Mary Frances Gunner | |
Birth Name: | Mary Frances Gunner |
Birth Place: | Lexington, Kentucky, U.S. |
Birth Date: | November 9, 1894 |
Occupation: | Playwright |
Alma Mater: | Howard University |
Notableworks: | Light of the Women (1924) |
Spouse: | Jerry van Dunk |
Relatives: | Byron Gunner (father) |
Mary Frances Gunner (November 9, 1894 - May 13, 1953) was an African American playwright and community leader based in Brooklyn, New York. She was also known as Francis Gunner Van Dunk.[1]
Mary Frances Gunner was born in Lexington, Kentucky and raised in Hillburn, New York, the daughter of Rev. Byron Gunner and Cicely Savery Gunner. Her parents, both born in Alabama,[2] were active in public life; her father was one of the 29 founders of the Niagara Movement and president of the National Equal Rights League, and her mother, a teacher, was president of the Empire State Federation of Women's Clubs.[3] Her grandfather William Savery, born a slave, was a founder of Talladega College.[4]
She finished at Suffern High School as the only black girl in her class, and as valedictorian.[5] She attended Middlebury College.[6] She also attended Howard University, and was an officer in that school's chapter of the National Association for the Advancement of Colored People.[7] In 1913, she was initiated into Delta Sigma Theta sorority. She served as President of Alpha Chapter from 1914-1915.[8] In her capacity as President, she requested that Mary Church Terrell write the Sorority's Oath. In 1923, she completed a master's degree in the Political Science department at Columbia University, with a thesis titled "Employment Problems Among Negro Women in Brooklyn."[9]

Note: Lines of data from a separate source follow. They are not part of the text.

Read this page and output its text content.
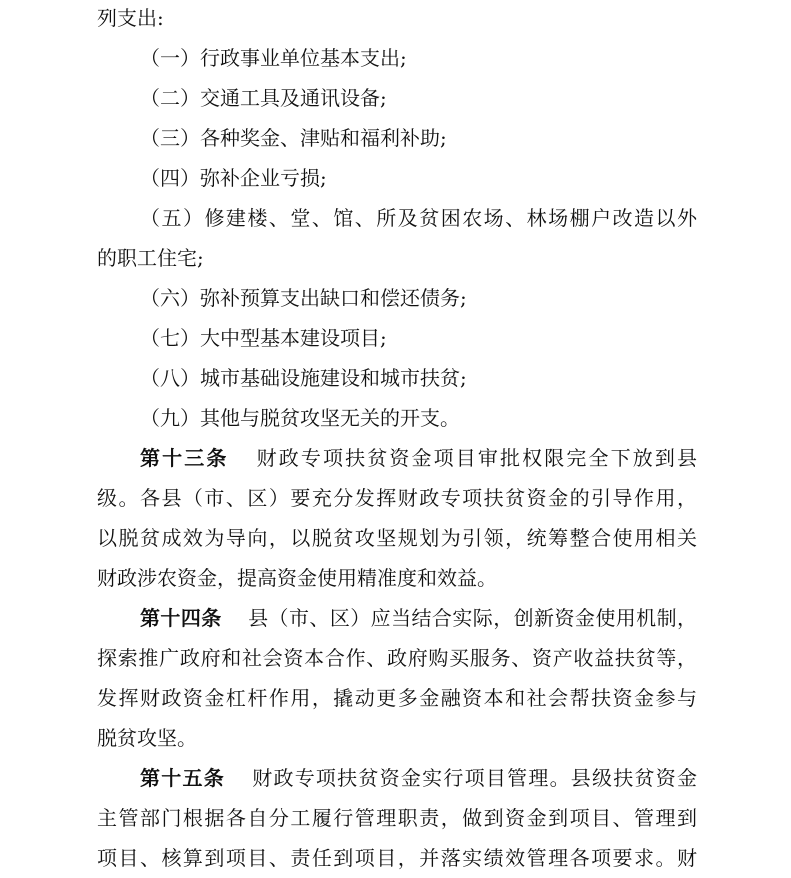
列支出:
（一）行政事业单位基本支出;
（二）交通工具及通讯设备;
（三）各种奖金、津贴和福利补助;
（四）弥补企业亏损;
（五）修建楼、堂、馆、所及贫困农场、林场棚户改造以外
的职工住宅;
（六）弥补预算支出缺口和偿还债务;
（七）大中型基本建设项目;
（八）城市基础设施建设和城市扶贫;
（九）其他与脱贫攻坚无关的开支。
第十三条 财政专项扶贫资金项目审批权限完全下放到县
级。各县（市、区）要充分发挥财政专项扶贫资金的引导作用，
以脱贫成效为导向，以脱贫攻坚规划为引领，统筹整合使用相关
财政涉农资金，提高资金使用精准度和效益。
第十四条 县（市、区）应当结合实际，创新资金使用机制，
探索推广政府和社会资本合作、政府购买服务、资产收益扶贫等，
发挥财政资金杠杆作用，撬动更多金融资本和社会帮扶资金参与
脱贫攻坚。
第十五条 财政专项扶贫资金实行项目管理。县级扶贫资金
主管部门根据各自分工履行管理职责，做到资金到项目、管理到
项目、核算到项目、责任到项目，并落实绩效管理各项要求。财
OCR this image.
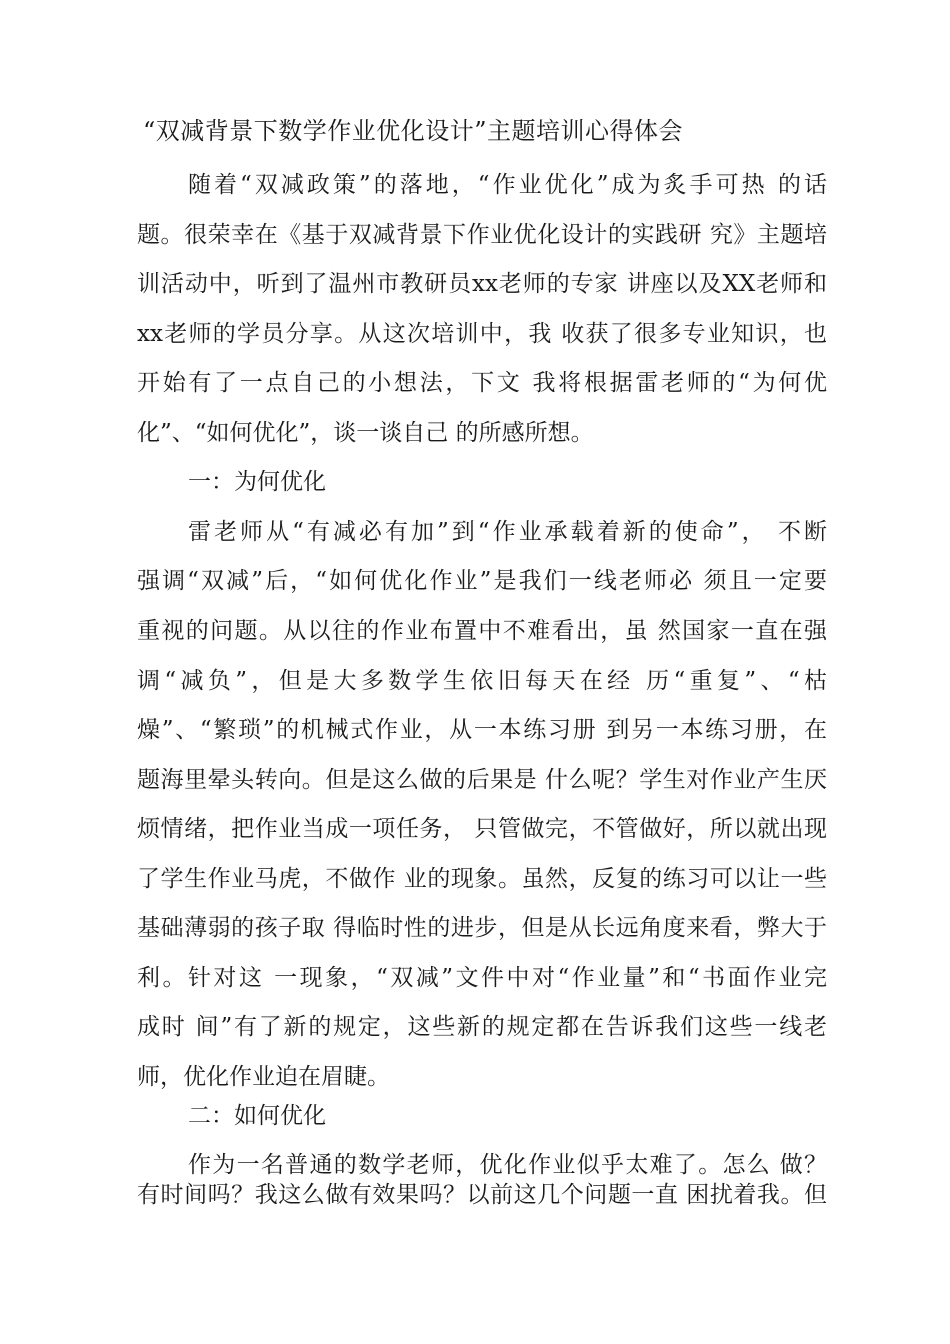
“双减背景下数学作业优化设计”主题培训心得体会
随着“双减政策”的落地，“作业优化”成为炙手可热 的话
题。很荣幸在《基于双减背景下作业优化设计的实践研 究》主题培
训活动中，听到了温州市教研员xx老师的专家 讲座以及XX老师和
xx老师的学员分享。从这次培训中，我 收获了很多专业知识，也
开始有了一点自己的小想法，下文 我将根据雷老师的“为何优
化”、“如何优化”，谈一谈自己 的所感所想。
一：为何优化
雷老师从“有减必有加”到“作业承载着新的使命”， 不断
强调“双减”后，“如何优化作业”是我们一线老师必 须且一定要
重视的问题。从以往的作业布置中不难看出，虽 然国家一直在强
调“减负”，但是大多数学生依旧每天在经 历“重复”、“枯
燥”、“繁琐”的机械式作业，从一本练习册 到另一本练习册，在
题海里晕头转向。但是这么做的后果是 什么呢？学生对作业产生厌
烦情绪，把作业当成一项任务， 只管做完，不管做好，所以就出现
了学生作业马虎，不做作 业的现象。虽然，反复的练习可以让一些
基础薄弱的孩子取 得临时性的进步，但是从长远角度来看，弊大于
利。针对这 一现象，“双减”文件中对“作业量”和“书面作业完
成时 间”有了新的规定，这些新的规定都在告诉我们这些一线老
师，优化作业迫在眉睫。
二：如何优化
作为一名普通的数学老师，优化作业似乎太难了。怎么 做？
有时间吗？我这么做有效果吗？以前这几个问题一直 困扰着我。但
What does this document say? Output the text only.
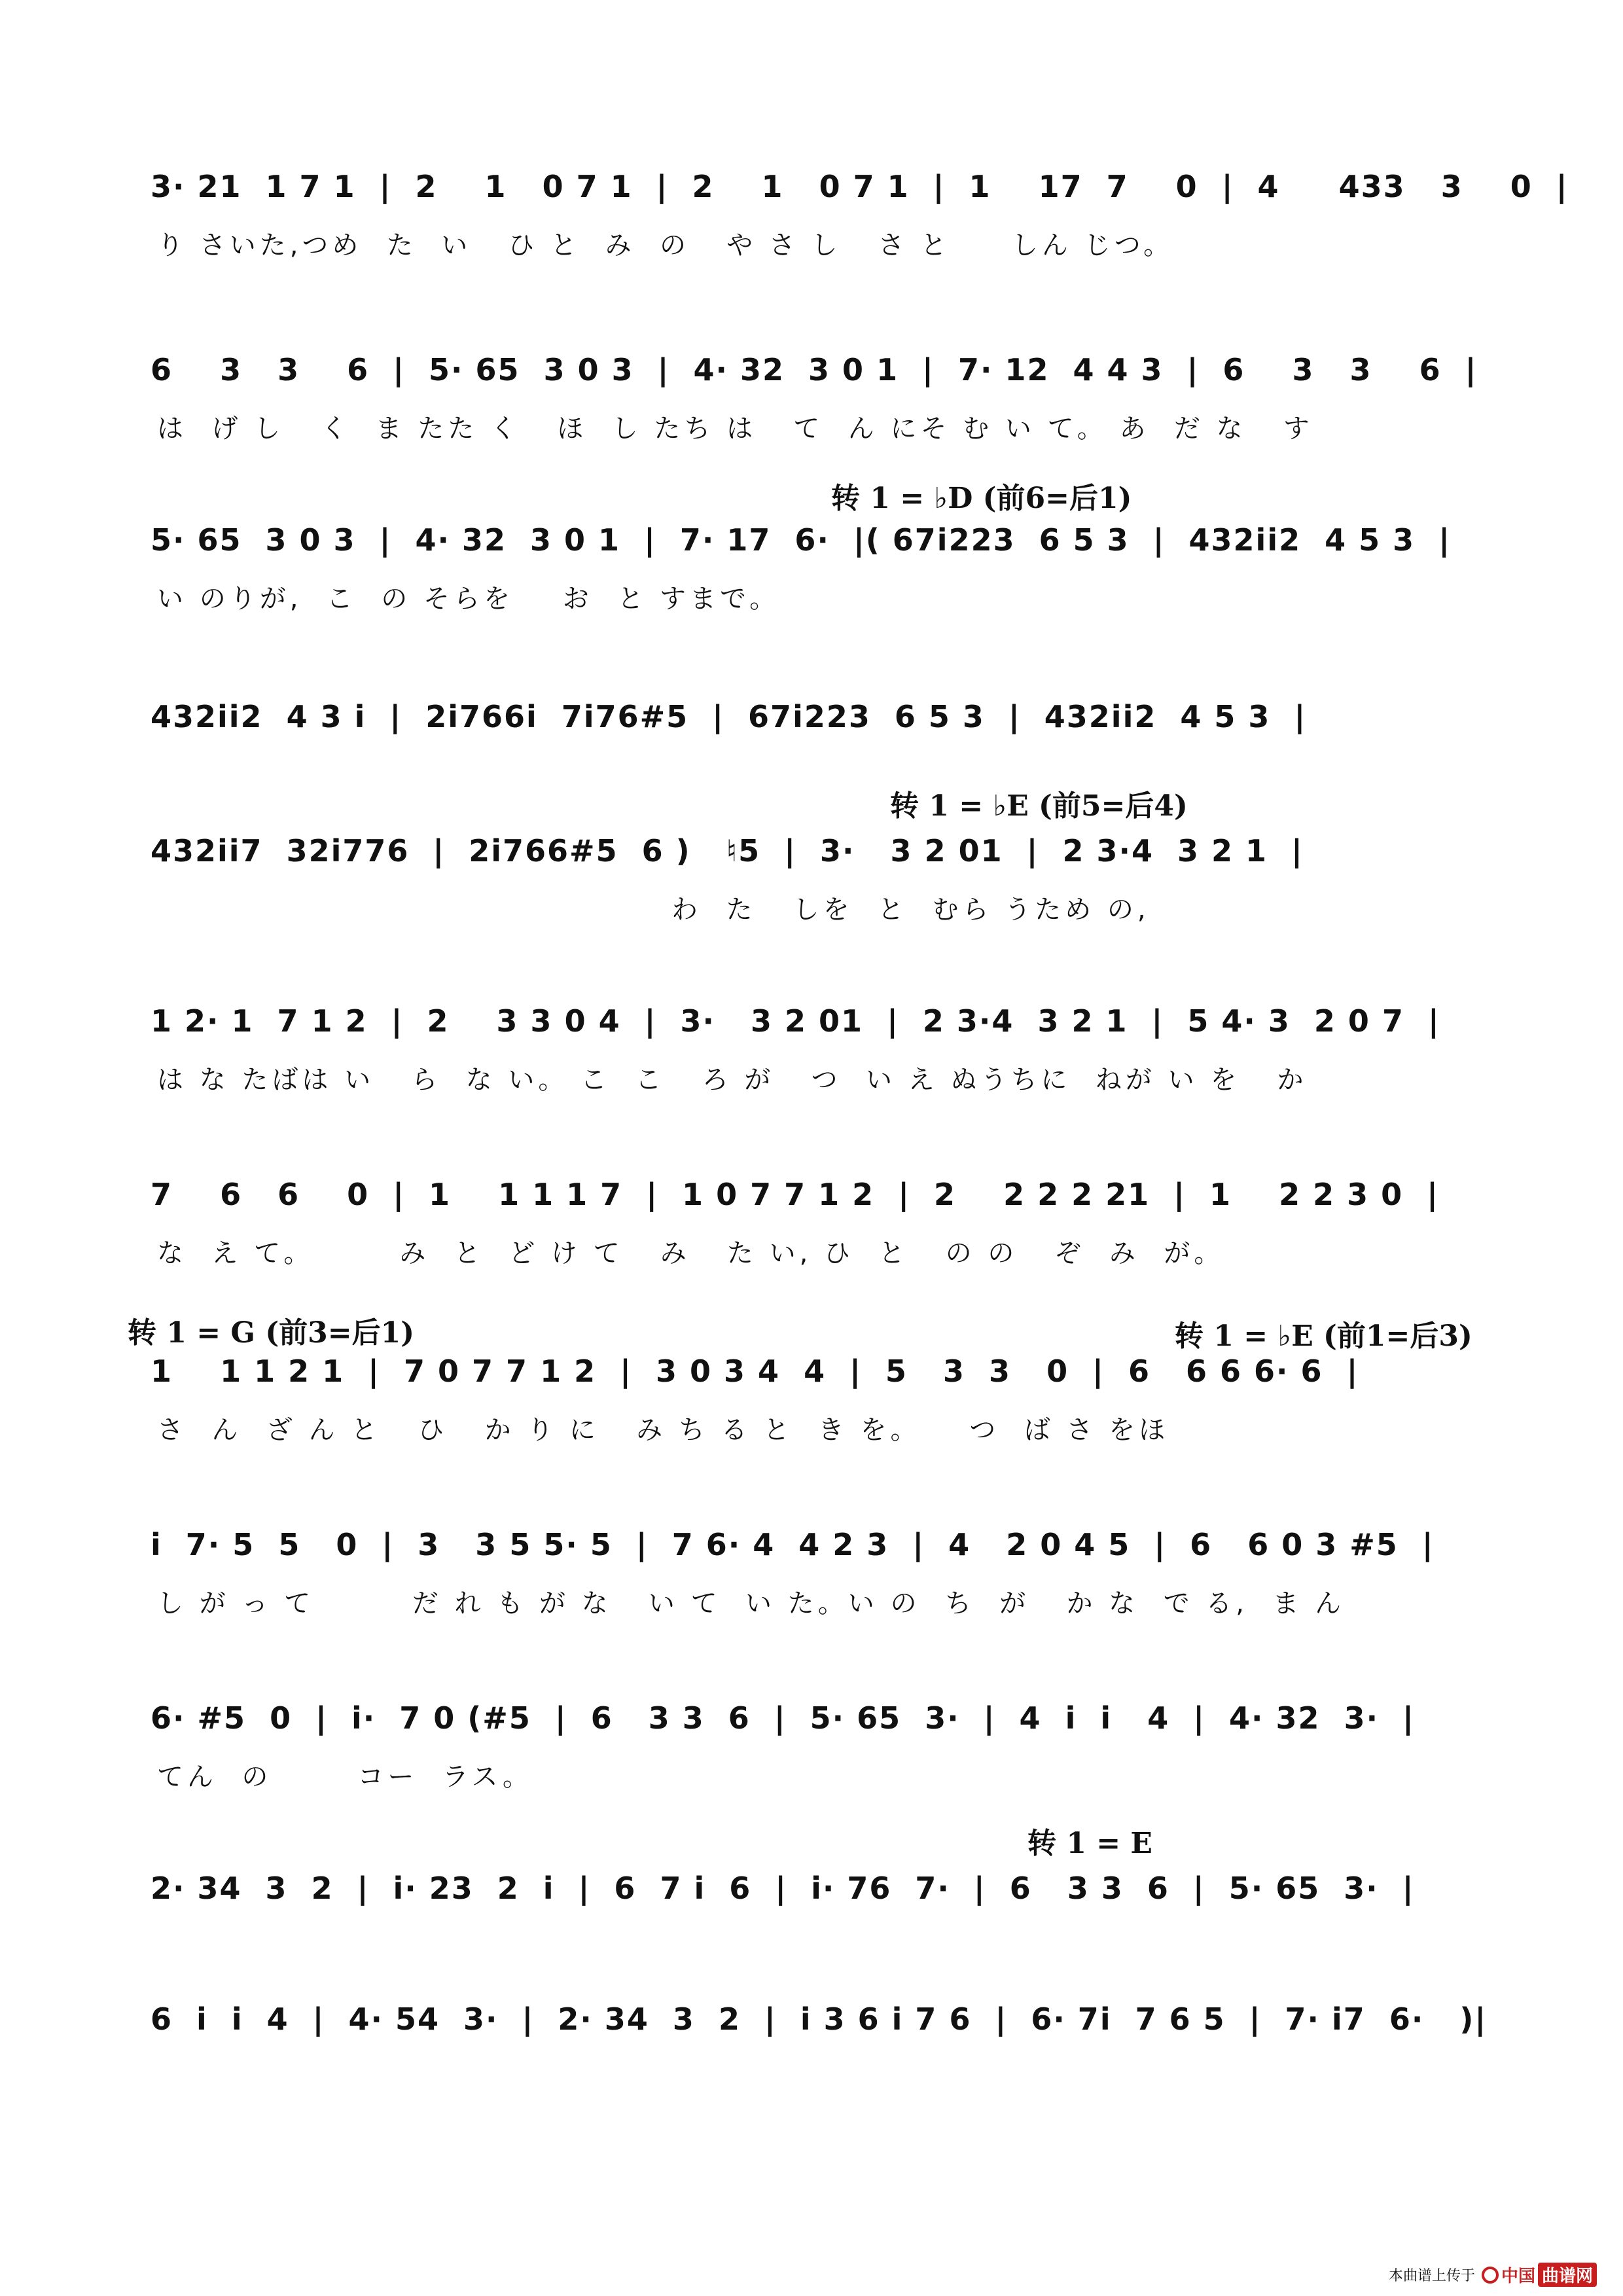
3· 21  1 7 1  |  2    1   0 7 1  |  2    1   0 7 1  |  1    17  7    0  |  4     433   3    0  |
り さいた,つめ  た  い   ひ と  み  の   や さ し   さ と     しん じつ。
6    3   3    6  |  5· 65  3 0 3  |  4· 32  3 0 1  |  7· 12  4 4 3  |  6    3   3    6  |
は  げ し   く  ま たた く   ほ  し たち は   て  ん にそ む い て。 あ  だ な   す
转 1 = ♭D (前6=后1)
5· 65  3 0 3  |  4· 32  3 0 1  |  7· 17  6·  |( 67i223  6 5 3  |  432ii2  4 5 3  |
い のりが,  こ  の そらを    お  と すまで。
432ii2  4 3 i  |  2i766i  7i76#5  |  67i223  6 5 3  |  432ii2  4 5 3  |
转 1 = ♭E (前5=后4)
432ii7  32i776  |  2i766#5  6 )   ♮5  |  3·   3 2 01  |  2 3·4  3 2 1  |
わ  た   しを  と  むら うため の,
1 2· 1  7 1 2  |  2    3 3 0 4  |  3·   3 2 01  |  2 3·4  3 2 1  |  5 4· 3  2 0 7  |
は な たばは い   ら  な い。 こ  こ   ろ が   つ  い え ぬうちに  ねが い を   か
7    6   6    0  |  1    1 1 1 7  |  1 0 7 7 1 2  |  2    2 2 2 21  |  1    2 2 3 0  |
な  え て。       み  と  ど け て   み   た い, ひ  と   の の   ぞ  み  が。
转 1 = G (前3=后1)	转 1 = ♭E (前1=后3)
1    1 1 2 1  |  7 0 7 7 1 2  |  3 0 3 4  4  |  5   3  3   0  |  6   6 6 6· 6  |
さ  ん  ざ ん と   ひ   か り に   み ち る と  き を。    つ  ば さ をほ
i  7· 5  5   0  |  3   3 5 5· 5  |  7 6· 4  4 2 3  |  4   2 0 4 5  |  6   6 0 3 #5  |
し が っ て        だ れ も が な   い て  い た。い の  ち  が   か な  で る,  ま ん
6· #5  0  |  i·  7 0 (#5  |  6   3 3  6  |  5· 65  3·  |  4  i  i   4  |  4· 32  3·  |
てん  の       コー  ラス。
转 1 = E
2· 34  3  2  |  i· 23  2  i  |  6  7 i  6  |  i· 76  7·  |  6   3 3  6  |  5· 65  3·  |
6  i  i  4  |  4· 54  3·  |  2· 34  3  2  |  i 3 6 i 7 6  |  6· 7i  7 6 5  |  7· i7  6·   )|
本曲谱上传于 中国 曲谱网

Mary Frances Gunner worked at the YWCA in Montclair, New Jersey, and after 1921[10] at the Ashland Place YWCA[11] in Brooklyn.[12] She also taught school in New York.[13] Gunner was a branch manager for the New York State Employment Service from 1938 to 1950.[14] She was active in the National Association of College Women.[15]
Her pageant play, Light of the Women (1924), presents the stories of such African-American heroines as Sojourner Truth, Harriet Tubman, Fanny Jackson Coppin, and Phillis Wheatley. It was intended for performance by community groups and schools,[16] to teach and celebrate the achievements of African-American women.[17] It was performed in 1927 at the YWCA in Orange, New Jersey.[18]
Mary Frances Gunner married Jerry van Dunk, also from Hillburn, in 1946.[19] She died in Brooklyn in 1953.[20]